Ghost Story Review: "A Night in a Haunted House" by Henry Ferris
By Siduri
@msiduri (5687)
United States
June 24, 2016 10:17am CST
The setup of this ghost story is familiar: a dinner where young’uns (all guys in this case) joke about wanting to spend a night in a haunted house. Significantly, it’s not Halloween, but a blustery Easter season toward the end of March—you know, near April Fools’ Day.
One guest, the narrator, doesn’t believe in ghosts. Come on! This is the 19th century after all! It’s long past time to give up that medieval ghost nonsense! Fenwick, his old schoolmate, believes in ghosts. He wants to spend a night in a haunted house to make a believer out of the narrator. In fact, he knows of a house that he can get permission for the two of them to stay in.
Mr. Hammond, a clergyman, objects: “Mr. Fenwick, I must express my hope that you will reflect very seriously on what you are about to do, before you determine sending your friend to that awful house. And you,” he adds, addressing the narrator, “would do well not to play with things, the dark and terrible nature of which you are far from being aware of.”
He then launches into the tale of how he once lived in the same house when he and his wife were first married and the terrors the ghost, a woman with club feet, inflicted on them. His story, delivered with a straight face, takes up half of the narrative. It introduces the reader to the ghost, her many forms (People who see her don’t hear her; people who hear her don’t see her), at least one of her victims, and, eventually, her story.
The narrator and Fenwick are undeterred. A year later, on the night of April Fools’ (ahem):
“In the gig was a basket, containing a bottle of Madeira, and other materials for a cold supper, besides a couple of books, and a brace of pistols.”
On his arrival in town, any pretense of this being a serious story is tossed aside. It becomes a farce. The Madeira is the narrator’s comfort and, as it turns out, his downfall. This is an enjoyable story. It is hampered to some degree some by some clumsy aspects, but it’s funny enough, these aspects are forgivable. It’s a shame this story isn’t more well-known.

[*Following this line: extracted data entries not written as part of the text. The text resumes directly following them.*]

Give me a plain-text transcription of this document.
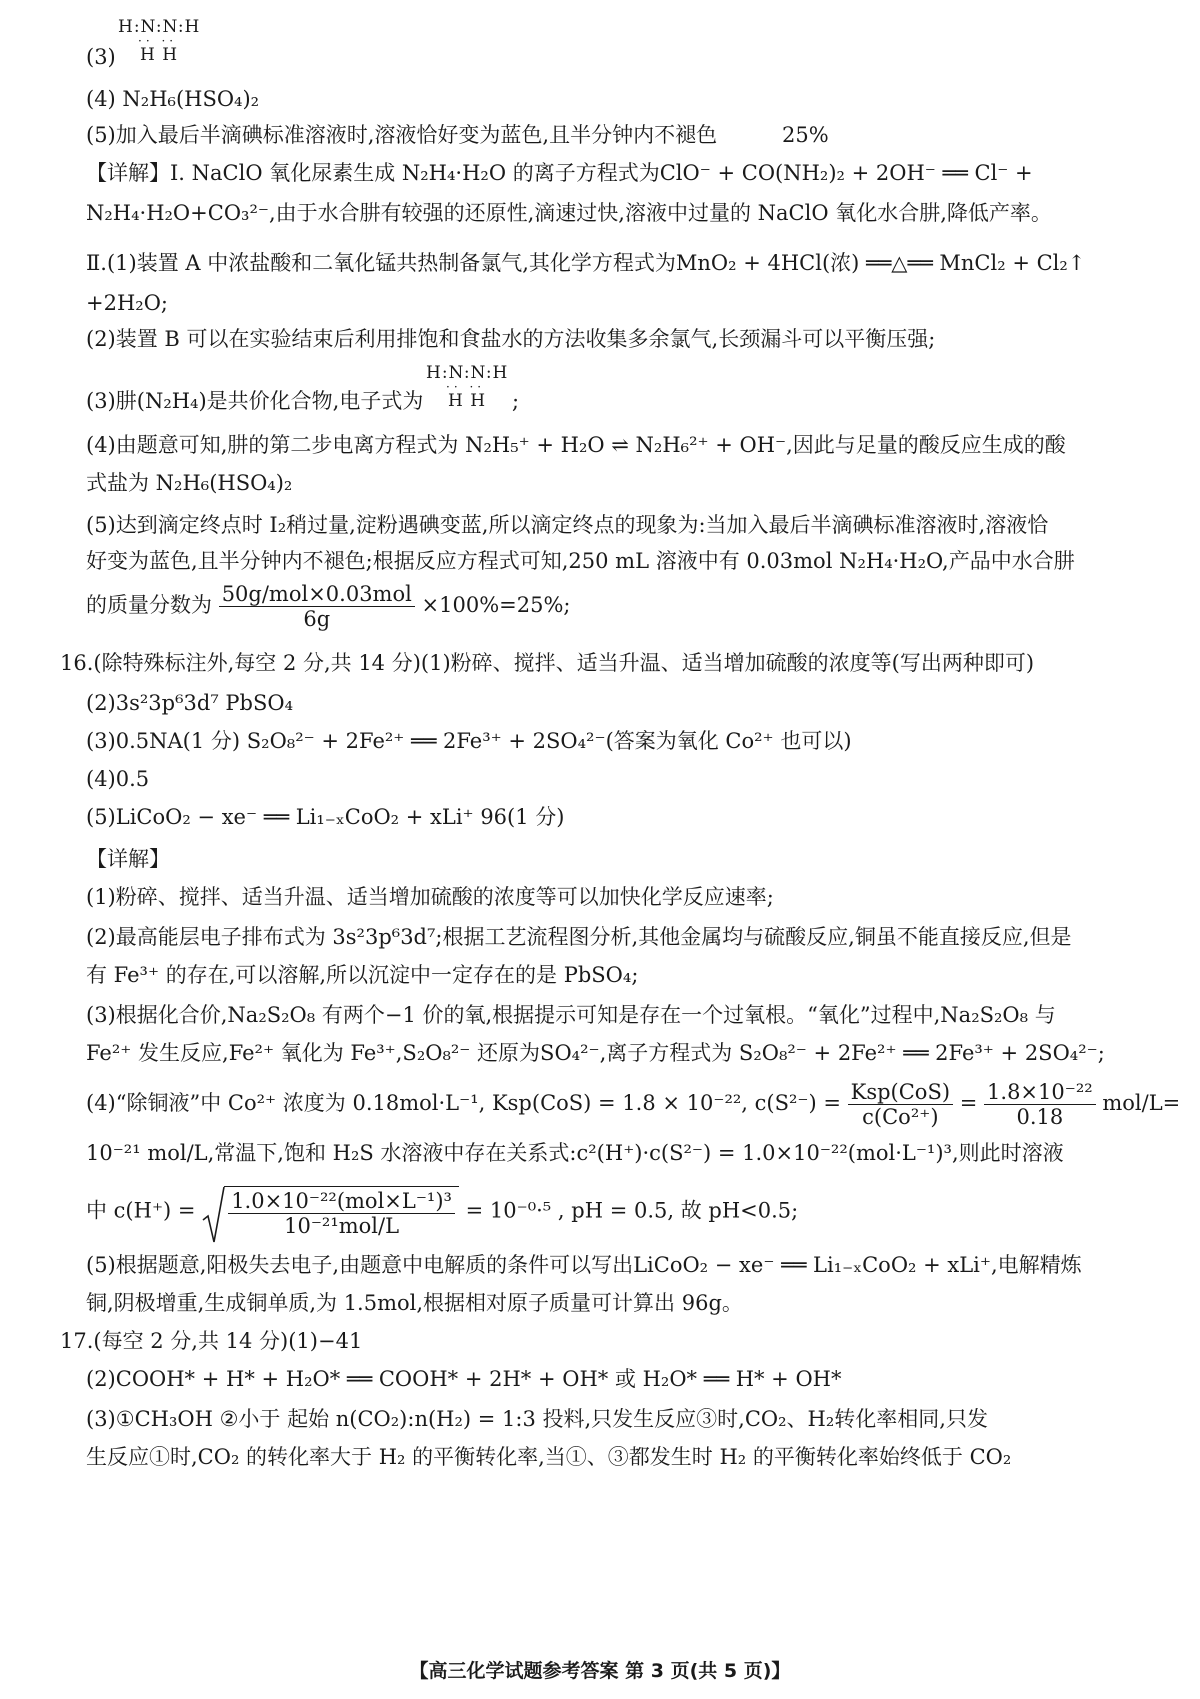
H:N:N:H
·· ··
H H
(3)
(4) N₂H₆(HSO₄)₂
(5)加入最后半滴碘标准溶液时,溶液恰好变为蓝色,且半分钟内不褪色	25%
【详解】Ⅰ. NaClO 氧化尿素生成 N₂H₄·H₂O 的离子方程式为ClO⁻ + CO(NH₂)₂ + 2OH⁻ ══ Cl⁻ +
N₂H₄·H₂O+CO₃²⁻,由于水合肼有较强的还原性,滴速过快,溶液中过量的 NaClO 氧化水合肼,降低产率。
Ⅱ.(1)装置 A 中浓盐酸和二氧化锰共热制备氯气,其化学方程式为MnO₂ + 4HCl(浓) ══△══ MnCl₂ + Cl₂↑
+2H₂O;
(2)装置 B 可以在实验结束后利用排饱和食盐水的方法收集多余氯气,长颈漏斗可以平衡压强;
H:N:N:H
·· ··
H H
(3)肼(N₂H₄)是共价化合物,电子式为	;
(4)由题意可知,肼的第二步电离方程式为 N₂H₅⁺ + H₂O ⇌ N₂H₆²⁺ + OH⁻,因此与足量的酸反应生成的酸
式盐为 N₂H₆(HSO₄)₂
(5)达到滴定终点时 I₂稍过量,淀粉遇碘变蓝,所以滴定终点的现象为:当加入最后半滴碘标准溶液时,溶液恰
好变为蓝色,且半分钟内不褪色;根据反应方程式可知,250 mL 溶液中有 0.03mol N₂H₄·H₂O,产品中水合肼
的质量分数为 $\frac{\text{50g/mol×0.03mol}}{6g} \times 100\%=25\%$;
16.(除特殊标注外,每空 2 分,共 14 分)(1)粉碎、搅拌、适当升温、适当增加硫酸的浓度等(写出两种即可)
(2)3s²3p⁶3d⁷ PbSO₄
(3)0.5NA(1 分) S₂O₈²⁻ + 2Fe²⁺ ══ 2Fe³⁺ + 2SO₄²⁻(答案为氧化 Co²⁺ 也可以)
(4)0.5
(5)LiCoO₂ − xe⁻ ══ Li₁₋ₓCoO₂ + xLi⁺ 96(1 分)
【详解】
(1)粉碎、搅拌、适当升温、适当增加硫酸的浓度等可以加快化学反应速率;
(2)最高能层电子排布式为 3s²3p⁶3d⁷;根据工艺流程图分析,其他金属均与硫酸反应,铜虽不能直接反应,但是
有 Fe³⁺ 的存在,可以溶解,所以沉淀中一定存在的是 PbSO₄;
(3)根据化合价,Na₂S₂O₈ 有两个−1 价的氧,根据提示可知是存在一个过氧根。“氧化”过程中,Na₂S₂O₈ 与
Fe²⁺ 发生反应,Fe²⁺ 氧化为 Fe³⁺,S₂O₈²⁻ 还原为SO₄²⁻,离子方程式为 S₂O₈²⁻ + 2Fe²⁺ ══ 2Fe³⁺ + 2SO₄²⁻;
(4)“除铜液”中 Co²⁺ 浓度为 0.18mol·L⁻¹, Ksp(CoS) = 1.8 × 10⁻²², $c(S^{2-}) = \frac{\text{Ksp(CoS)}}{\text{c(Co²⁺)}} = \frac{\text{1.8×10⁻²²}}{0.18} mol/L=$
10⁻²¹ mol/L,常温下,饱和 H₂S 水溶液中存在关系式:c²(H⁺)·c(S²⁻) = 1.0×10⁻²²(mol·L⁻¹)³,则此时溶液
中 $c(H^+) = \frac{\text{1.0×10⁻²²(mol×L⁻¹)³}}{\text{10⁻²¹mol/L}} = 10^{-0}\cdot^5$ , pH = 0.5, 故 pH<0.5;
(5)根据题意,阳极失去电子,由题意中电解质的条件可以写出LiCoO₂ − xe⁻ ══ Li₁₋ₓCoO₂ + xLi⁺,电解精炼
铜,阴极增重,生成铜单质,为 1.5mol,根据相对原子质量可计算出 96g。
17.(每空 2 分,共 14 分)(1)−41
(2)COOH* + H* + H₂O* ══ COOH* + 2H* + OH* 或 H₂O* ══ H* + OH*
(3)①CH₃OH ②小于 起始 n(CO₂):n(H₂) = 1:3 投料,只发生反应③时,CO₂、H₂转化率相同,只发
生反应①时,CO₂ 的转化率大于 H₂ 的平衡转化率,当①、③都发生时 H₂ 的平衡转化率始终低于 CO₂
【高三化学试题参考答案 第 3 页(共 5 页)】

One problem is authorship. The anthology I read it in attributed the story to the ever-prolific Anonymous, though raised the possibility that J. Sheridan Le Fanu wrote it. He did contribute a lot of supernatural stories to Dublin University Magazine where the tale first appeared under the name of Irys Herfner. However, it seems now, thanks to the work of S. T. Joshi, the author is Henry Ferris, a clergyman who died of typhus in 1848.
The only copies of this story I could find are in anthologies for pay, both digital and paper. If anyone finds one online for free, let me know. This is a nice (if long), funny ghost story, even with its faults.
_____
Title: “A Night in a Haunted House”
Author: Henry Ferris (c. 1802-1848)
First published: Dublin University Magazine May 1848
Source: book
3 people like this
4 responses
@teamfreak16 (43418)
• Denver, Colorado
24 Jun 16
A humorous ghost story? I'd read it.
1 person likes this
@JohnRoberts (109846)
• Los Angeles, California
24 Jun 16
This is a very early Victorian ghost story.